It did not go well. Prior notes that the pre-Dreadnoughts did not have very accurate fire control (which was kind of the point). A few seaplanes were available for spotting but they didn’t have radios; the pilots had to note where shells were falling, write down corrections, put the note in a waterproof pouch, fly back to a ship, and try to drop the pouch on the deck. Vice Admiral Sackville Carden was very apprehensive about the Yavuz/Goeben, and therefore tried to save as many shells as possible to deal with her when he made it to the Sea of Marmara. Finally, the Dardanelles were full of minefields. Then (as now) navies didn’t like mines very much; there’s nothing very glamorous about cruising peacefully along only to have the bottom blown out of your ship as opposed to glorious gun actions against a visible enemy. As a result, the attitude often was (and is) “if we ignore the mines they’ll go away”. As a result, Carden didn’t have any of the Royal Navy’s few minesweepers; instead he had a fleet of fishing trawlers manned by civilians that were supposed to go in at night and sweep the mines. Needless to say, they weren’t very enthusiastic about the idea – it turned out that the current was so strong many of the trawlers couldn’t make headway against it, much less sweep mines, and the minefields were covered by searchlights and gun emplacements. Thus, no mines got swept, and about a third of the naval force was lost to mines and gunfire – the French Bouvet and British Ocean and Irresistible were sunk and the Inflexible and French Gaulois and Suffern were put out of action through damage. One Turkish gun was destroyed (the naval force thought they did better than that, not realizing that the Turkish forts had ceased fire not because they were destroyed but because the mines were doing such a good job).


So now it was up to the Army. The basic idea wasn’t all that bad – a force would land at the very tip of the peninsula, at Cape Helles. Then other landings would be made on the Aegean shore, sweep across the peninsula to the Dardanelles, and cut off all the Turkish troops. This didn’t go well, either. There were actually multiple landings at Cape Helles, at several beaches. On paper, it seems like a very good idea – a force at the very tip and other troops on each side, where presumably there would be sort of a amphibious Cannae with the troops at Cape Helles holding the Turks in place while the others marched toward the center and cut them off – sort of a miniature version of what was seemingly planned for the whole campaign.
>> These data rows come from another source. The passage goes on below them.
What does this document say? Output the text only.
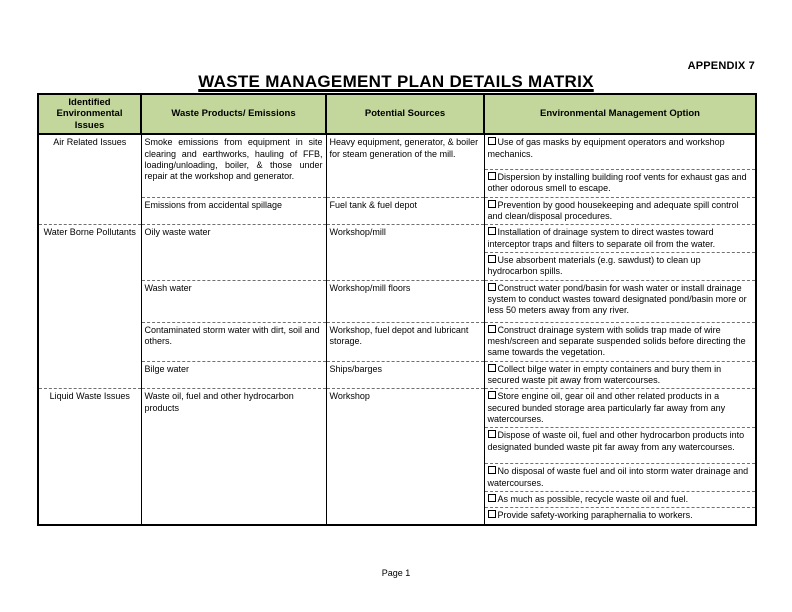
APPENDIX 7
WASTE MANAGEMENT PLAN DETAILS MATRIX
Identified Environmental Issues	Waste Products/ Emissions	Potential Sources	Environmental Management Option
Air Related Issues	Smoke emissions from equipment in site clearing and earthworks, hauling of FFB, loading/unloading, boiler, & those under repair at the workshop and generator.	Heavy equipment, generator, & boiler for steam generation of the mill.	Use of gas masks by equipment operators and workshop mechanics.
			Dispersion by installing building roof vents for exhaust gas and other odorous smell to escape.
	Emissions from accidental spillage	Fuel tank & fuel depot	Prevention by good housekeeping and adequate spill control and clean/disposal procedures.
Water Borne Pollutants	Oily waste water	Workshop/mill	Installation of drainage system to direct wastes toward interceptor traps and filters to separate oil from the water.
			Use absorbent materials (e.g. sawdust) to clean up hydrocarbon spills.
	Wash water	Workshop/mill floors	Construct water pond/basin for wash water or install drainage system to conduct wastes toward designated pond/basin more or less 50 meters away from any river.
	Contaminated storm water with dirt, soil and others.	Workshop, fuel depot and lubricant storage.	Construct drainage system with solids trap made of wire mesh/screen and separate suspended solids before directing the same towards the vegetation.
	Bilge water	Ships/barges	Collect bilge water in empty containers and bury them in secured waste pit away from watercourses.
Liquid Waste Issues	Waste oil, fuel and other hydrocarbon products	Workshop	Store engine oil, gear oil and other related products in a secured bunded storage area particularly far away from any watercourses.
			Dispose of waste oil, fuel and other hydrocarbon products into designated bunded waste pit far away from any watercourses.
			No disposal of waste fuel and oil into storm water drainage and watercourses.
			As much as possible, recycle waste oil and fuel.
			Provide safety-working paraphernalia to workers.
Page 1
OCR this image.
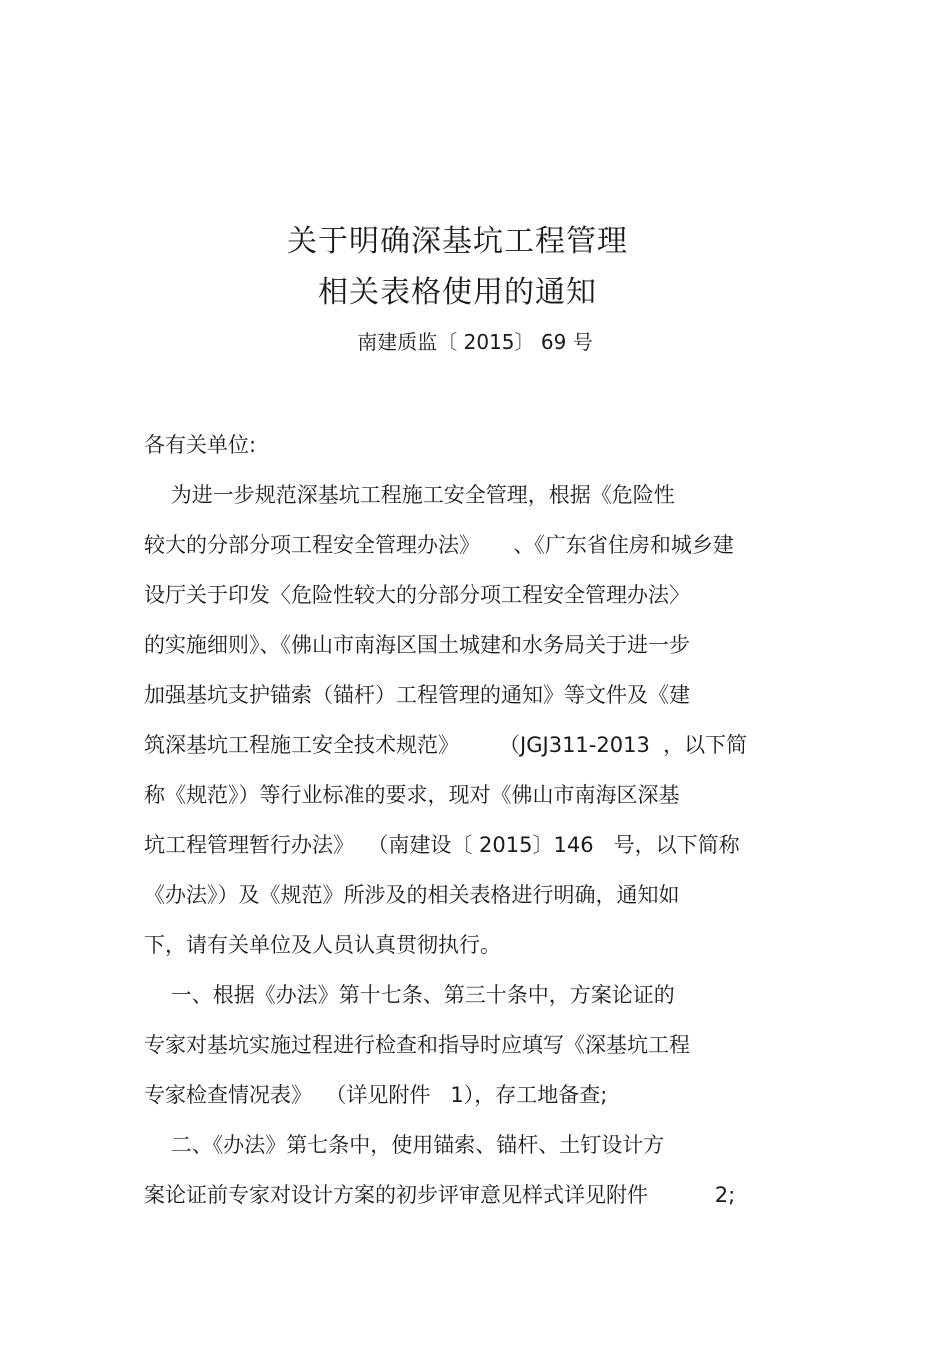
关于明确深基坑工程管理
相关表格使用的通知
南建质监〔 2015〕 69 号
各有关单位:
为进一步规范深基坑工程施工安全管理，根据《危险性
较大的分部分项工程安全管理办法》     、《广东省住房和城乡建
设厅关于印发〈危险性较大的分部分项工程安全管理办法〉
的实施细则》、《佛山市南海区国土城建和水务局关于进一步
加强基坑支护锚索（锚杆）工程管理的通知》等文件及《建
筑深基坑工程施工安全技术规范》      （JGJ311-2013  ，以下简
称《规范》）等行业标准的要求，现对《佛山市南海区深基
坑工程管理暂行办法》  （南建设〔 2015〕146   号，以下简称
《办法》）及《规范》所涉及的相关表格进行明确，通知如
下，请有关单位及人员认真贯彻执行。
一、根据《办法》第十七条、第三十条中，方案论证的
专家对基坑实施过程进行检查和指导时应填写《深基坑工程
专家检查情况表》  （详见附件   1），存工地备查;
二、《办法》第七条中，使用锚索、锚杆、土钉设计方
案论证前专家对设计方案的初步评审意见样式详见附件          2;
As it happened, not only did nobody bother to tell the troops that, it wasn’t even what was intended; the central force was supposed to push the Turks back and the flank landings were just supposed to sit there and wait until the central force reached them. As it happened, the troops at beaches S and Y on the flanks got ashore without much problem and could clearly see the struggles at beaches W, X, and V – but they had no orders to go and assist, so they didn’t. Eventually the central landing did force the Turks back after a hellacious struggle and linked up with the flanking forces, only to settle down to Western Front style trench warfare.
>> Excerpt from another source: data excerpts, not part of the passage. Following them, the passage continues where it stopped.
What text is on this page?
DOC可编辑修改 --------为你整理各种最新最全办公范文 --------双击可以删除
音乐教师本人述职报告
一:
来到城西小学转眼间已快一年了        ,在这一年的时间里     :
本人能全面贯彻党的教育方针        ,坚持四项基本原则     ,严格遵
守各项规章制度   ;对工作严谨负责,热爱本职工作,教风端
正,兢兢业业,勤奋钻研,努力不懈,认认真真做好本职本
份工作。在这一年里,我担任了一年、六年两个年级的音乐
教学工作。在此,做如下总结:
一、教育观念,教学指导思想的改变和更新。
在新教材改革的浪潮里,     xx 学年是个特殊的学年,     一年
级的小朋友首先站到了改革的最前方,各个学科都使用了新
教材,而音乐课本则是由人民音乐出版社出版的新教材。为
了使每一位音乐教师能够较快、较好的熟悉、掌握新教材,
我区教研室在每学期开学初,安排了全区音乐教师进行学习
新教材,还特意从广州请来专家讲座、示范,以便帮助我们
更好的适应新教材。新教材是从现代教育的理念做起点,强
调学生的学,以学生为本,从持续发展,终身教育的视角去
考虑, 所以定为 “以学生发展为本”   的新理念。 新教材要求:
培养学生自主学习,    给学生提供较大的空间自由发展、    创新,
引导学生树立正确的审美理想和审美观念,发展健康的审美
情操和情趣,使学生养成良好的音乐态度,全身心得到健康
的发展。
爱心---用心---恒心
Meanwhile, the ANZACs had landed at beach Z, with a vastly overoptimistic plan to sweep across the peninsula at the narrow point and settle the Turk’s hash. What actually happened was nobody had even remotely accurate maps and didn’t realize there was a whole series of rugged and easily defensible ridges between them and the Dardanelles. A Blitzkreig-style rapid advance, ignoring flank protection, might have worked; but in 1915 nobody was in much of a Blitzkrieg mood. The Australians and New Zealanders ended up bottled up within a narrow perimeter.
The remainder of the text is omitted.